Boredom has spurred more creativity than any other medium, or at least this is true of the games I invented in childhood. I grew up in the country, with almost no media to speak of, electronic games included. I did, however, have a stack of old business cards, scraps of cardboard, markers.
I came up with a game called “Deer,” in which hunters — players — took turns turning over business cards in an attempt to find hand-drawn bucks with impressive sets of antlers, more often than not coming up with blanks. As with real deer hunting, this game was somewhat tedious. I made a board game that in retrospect would have worked better as a drinking game, since it required absurd feats from participants (“hop on one foot around the room”). I tried these games out on my four younger siblings, a demanding test audience who inevitably rejected my non-shiny creations in favor of playing Scavenger Pirate on the front porch.
Scavenger Pirate was also my idea: this way, we could pretend to be pirates, but we didn’t have to pretend to murder people and steal things. Instead, we created intricate and authentic-looking treasure maps stained with tea and cinders as props for our island treasure-hunting. We scavenged from the paranoia of imaginary pirate gangs who stashed their loot where the navy couldn’t find it. My hero was Sir Francis Drake, who was either a pirate or an amazing explorer depending on who you asked.

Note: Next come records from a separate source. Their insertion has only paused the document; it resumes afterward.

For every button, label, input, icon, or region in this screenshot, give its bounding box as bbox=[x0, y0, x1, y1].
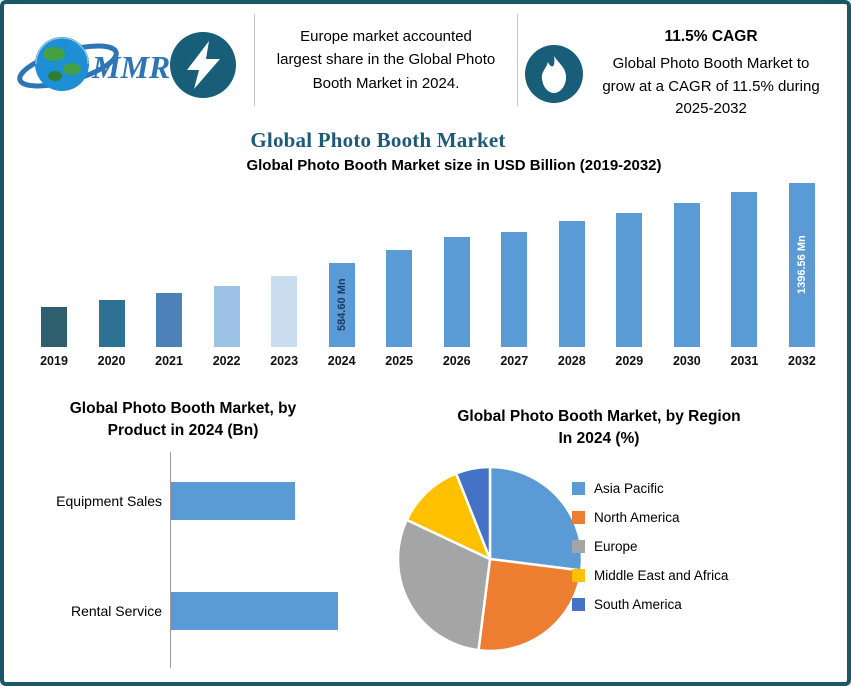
bar-2032: 1396.56 Mn bbox=[788, 183, 815, 347]
cagr-line: grow at a CAGR of 11.5% during bbox=[602, 77, 820, 95]
bar-column-2024: 584.60 Mn 2024 bbox=[320, 174, 364, 368]
bar-2027 bbox=[501, 232, 528, 347]
bar-column-2028: 2028 bbox=[550, 174, 594, 368]
x-axis-label-2019: 2019 bbox=[40, 354, 68, 368]
bar-2019 bbox=[41, 307, 67, 347]
legend-swatch bbox=[572, 511, 585, 524]
product-title-line: Product in 2024 (Bn) bbox=[107, 421, 259, 439]
market-size-bar-chart: 2019 2020 2021 2022 2023 584.60 Mn 2024 2025 202… bbox=[32, 174, 824, 368]
product-row: Equipment Sales bbox=[24, 482, 364, 520]
region-title-line: Global Photo Booth Market, by Region bbox=[457, 408, 741, 425]
product-bar-chart: Equipment Sales Rental Service bbox=[24, 452, 364, 668]
x-axis-label-2032: 2032 bbox=[788, 354, 816, 368]
bar-column-2025: 2025 bbox=[377, 174, 421, 368]
bar-column-2030: 2030 bbox=[665, 174, 709, 368]
flame-icon bbox=[525, 45, 583, 103]
mmr-logo: MMR bbox=[16, 22, 176, 102]
bar-2028 bbox=[558, 221, 585, 347]
region-pie-chart bbox=[396, 465, 584, 653]
legend-swatch bbox=[572, 540, 585, 553]
x-axis-label-2027: 2027 bbox=[500, 354, 529, 368]
callout-line: largest share in the Global Photo bbox=[276, 51, 496, 69]
pie-slice-south-america bbox=[454, 465, 492, 561]
bar-2031 bbox=[731, 192, 758, 347]
legend-item-europe: Europe bbox=[572, 539, 728, 554]
pie-slice-north-america bbox=[477, 557, 583, 653]
y-axis-line bbox=[170, 452, 171, 668]
legend-label: South America bbox=[594, 597, 682, 612]
bar-column-2027: 2027 bbox=[492, 174, 536, 368]
legend-item-middle-east-and-africa: Middle East and Africa bbox=[572, 568, 728, 583]
x-axis-label-2029: 2029 bbox=[615, 354, 644, 368]
product-category-label: Rental Service bbox=[70, 603, 162, 619]
legend-item-north-america: North America bbox=[572, 510, 728, 525]
product-row: Rental Service bbox=[24, 592, 364, 630]
legend-swatch bbox=[572, 569, 585, 582]
bar-2024: 584.60 Mn bbox=[328, 263, 355, 347]
bar-2026 bbox=[443, 237, 470, 347]
pie-slice-asia-pacific bbox=[488, 465, 584, 572]
lightning-icon bbox=[170, 32, 236, 98]
legend-item-asia-pacific: Asia Pacific bbox=[572, 481, 728, 496]
legend-label: North America bbox=[594, 510, 680, 525]
x-axis-label-2020: 2020 bbox=[97, 354, 126, 368]
logo-text: MMR bbox=[91, 49, 170, 85]
bar-column-2031: 2031 bbox=[722, 174, 766, 368]
europe-share-callout: Europe market accounted largest share in… bbox=[254, 14, 518, 106]
x-axis-label-2022: 2022 bbox=[212, 354, 241, 368]
x-axis-label-2025: 2025 bbox=[385, 354, 414, 368]
bar-column-2026: 2026 bbox=[435, 174, 479, 368]
globe-icon: MMR bbox=[17, 37, 170, 91]
pie-slice-europe bbox=[396, 518, 492, 652]
region-legend: Asia Pacific North America Europe Middle Ea… bbox=[572, 481, 728, 612]
cagr-line: Global Photo Booth Market to bbox=[612, 55, 810, 72]
legend-label: Asia Pacific bbox=[594, 481, 664, 496]
x-axis-label-2024: 2024 bbox=[327, 354, 356, 368]
legend-swatch bbox=[572, 598, 585, 611]
bar-column-2021: 2021 bbox=[147, 174, 191, 368]
page-title: Global Photo Booth Market bbox=[250, 128, 506, 153]
legend-label: Middle East and Africa bbox=[594, 568, 729, 583]
pie-slice-middle-east-and-africa bbox=[405, 472, 492, 561]
bar-2023 bbox=[271, 276, 298, 347]
bar-data-label-2032: 1396.56 Mn bbox=[795, 235, 808, 295]
bar-column-2022: 2022 bbox=[205, 174, 249, 368]
product-chart-title: Global Photo Booth Market, by Product in… bbox=[18, 398, 348, 441]
product-category-label: Equipment Sales bbox=[56, 493, 162, 509]
callout-line: Booth Market in 2024. bbox=[312, 74, 460, 92]
bar-column-2032: 1396.56 Mn 2032 bbox=[780, 174, 824, 368]
region-title-line: In 2024 (%) bbox=[558, 429, 640, 447]
region-chart-title: Global Photo Booth Market, by Region In … bbox=[376, 406, 822, 449]
legend-item-south-america: South America bbox=[572, 597, 728, 612]
cagr-line: 2025-2032 bbox=[675, 100, 747, 117]
bar-2029 bbox=[616, 213, 643, 347]
x-axis-label-2023: 2023 bbox=[270, 354, 299, 368]
bar-data-label-2024: 584.60 Mn bbox=[335, 278, 348, 332]
product-title-line: Global Photo Booth Market, by bbox=[69, 400, 297, 417]
legend-swatch bbox=[572, 482, 585, 495]
cagr-heading: 11.5% CAGR bbox=[664, 28, 758, 45]
callout-line: Europe market accounted bbox=[300, 28, 472, 46]
x-axis-label-2031: 2031 bbox=[730, 354, 759, 368]
x-axis-label-2030: 2030 bbox=[672, 354, 701, 368]
size-chart-title: Global Photo Booth Market size in USD Bi… bbox=[246, 157, 662, 174]
legend-label: Europe bbox=[594, 539, 638, 554]
cagr-callout: 11.5% CAGR Global Photo Booth Market to … bbox=[582, 28, 840, 121]
product-bar-rental-service bbox=[171, 592, 338, 630]
product-bar-equipment-sales bbox=[171, 482, 295, 520]
bar-2022 bbox=[213, 286, 240, 347]
bar-2021 bbox=[156, 293, 183, 347]
bar-2025 bbox=[386, 250, 413, 347]
bar-column-2023: 2023 bbox=[262, 174, 306, 368]
bar-column-2020: 2020 bbox=[90, 174, 134, 368]
x-axis-label-2021: 2021 bbox=[155, 354, 183, 368]
bar-column-2029: 2029 bbox=[607, 174, 651, 368]
bar-column-2019: 2019 bbox=[32, 174, 76, 368]
x-axis-label-2028: 2028 bbox=[557, 354, 586, 368]
bar-2030 bbox=[673, 203, 700, 347]
bar-2020 bbox=[98, 300, 125, 347]
x-axis-label-2026: 2026 bbox=[442, 354, 471, 368]
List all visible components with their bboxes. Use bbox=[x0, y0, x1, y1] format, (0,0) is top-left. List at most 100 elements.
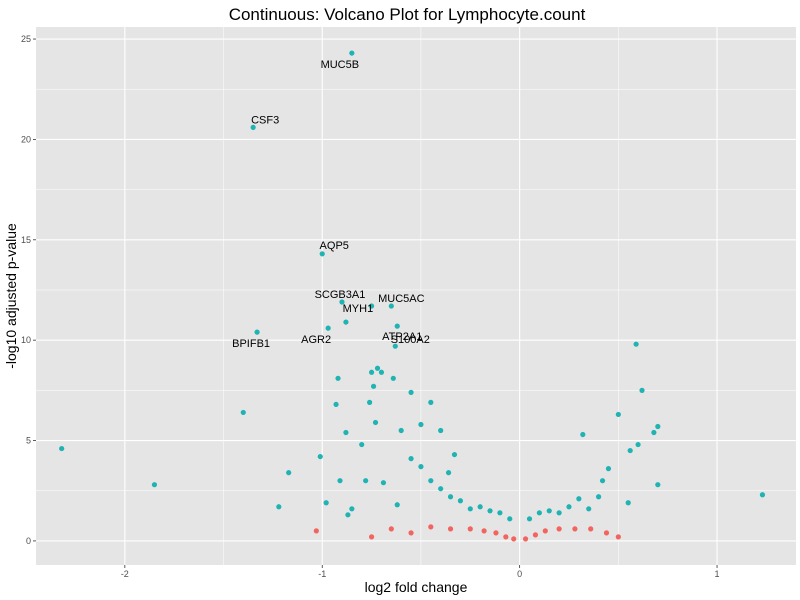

Pretending to be someone like Sir Francis was probably the first time I ever recognized that different cultures have wildly different takes on the same events and historical figures — more, that I used the ambiguity to create an interesting story and a character who fit both sides.
Localizing games is tricky this way the world over. To localize successfully, you need storylines and subjects that work when they’re imported, or you risk having to redo the thing from the ground up. Gaining game popularity is tricky — I never quite got the hang of it myself, but I trust the experts featured in this issue.